Staff comment: WPAG’s and SCL’s comments may be at least partially accurate without changing the fundamental nature of the problem we face. Bonneville’s situation may not completely fit into the general definition of stranded costs, though staff would argue that BPA is exposed to more competition because of FERC 888/889 and even deregulation of natural gas. Either way, the underlying problem of who covers any losses by Bonneville remains. Even if Bonneville’s situation didn’t come about in the same way as an IOU’s stranded costs, if Congress is disinclined to let Treasury absorb the losses, then we need to think about how the region should deal with them.

Transition Cost Recovery and Competitive Markets

PRM commented that consideration of a transition cost mechanism would need to take account of its effects on the competitiveness of the market.

Staff comment: The paper pointed out that transition cost recovery need not be anti-competitive. It isn’t clear whether the bullet in the background paper ("Transition costs are generally to be recovered in ways that will least distort competitive power markets") satisfies PRM’s concern, or whether they would make other specific recommendations.

Allocation of Transition Costs

PRM, C/PI, CRITFC and CFAC commented on the allocation of transition costs.
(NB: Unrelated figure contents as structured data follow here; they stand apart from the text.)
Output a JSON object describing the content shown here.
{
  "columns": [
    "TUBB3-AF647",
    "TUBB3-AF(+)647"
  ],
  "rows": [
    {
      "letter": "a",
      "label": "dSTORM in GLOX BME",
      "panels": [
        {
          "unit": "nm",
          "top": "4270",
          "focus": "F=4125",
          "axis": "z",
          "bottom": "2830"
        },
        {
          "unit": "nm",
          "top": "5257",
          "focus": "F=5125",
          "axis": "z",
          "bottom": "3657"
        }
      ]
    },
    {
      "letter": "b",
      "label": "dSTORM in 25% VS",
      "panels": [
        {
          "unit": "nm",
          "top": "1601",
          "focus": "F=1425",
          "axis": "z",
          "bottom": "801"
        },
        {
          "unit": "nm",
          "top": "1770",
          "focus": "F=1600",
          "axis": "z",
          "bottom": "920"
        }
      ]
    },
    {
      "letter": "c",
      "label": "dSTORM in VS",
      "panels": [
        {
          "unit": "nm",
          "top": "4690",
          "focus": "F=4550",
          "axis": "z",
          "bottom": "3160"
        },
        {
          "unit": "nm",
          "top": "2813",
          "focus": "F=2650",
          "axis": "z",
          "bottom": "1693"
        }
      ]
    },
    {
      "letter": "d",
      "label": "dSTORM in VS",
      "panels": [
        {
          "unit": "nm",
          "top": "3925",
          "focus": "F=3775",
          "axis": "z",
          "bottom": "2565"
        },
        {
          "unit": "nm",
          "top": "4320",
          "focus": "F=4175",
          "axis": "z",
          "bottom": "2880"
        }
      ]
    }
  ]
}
PRM thinks that all ratepayers have benefited from the federal system and should pay their share if transition costs exist; PRM also would separate "costs undertaken on behalf of customers and those costs added onto the federal system by other, such as the federal government." CRITFC also advocates making a distinction between costs undertaken for different purposes; CRITFC would allocate the costs of non-productive assets to parties on whose behalf these investments were made. C/PI described allocation alternatives that included a charge to every party that touches the regional transmission system (not just BPA’s transmission, based on a concept of regional responsibility), and a more narrowly-targeted charge to historic beneficiaries of the Bonneville system. CFAC thinks that in contrast to its statutory obligation to serve public agency customers, Bonneville has had no obligation to serve the DSIs. It would follow that Bonneville would not have the same expectation of collection of transition costs from DSIs as from public agency customers.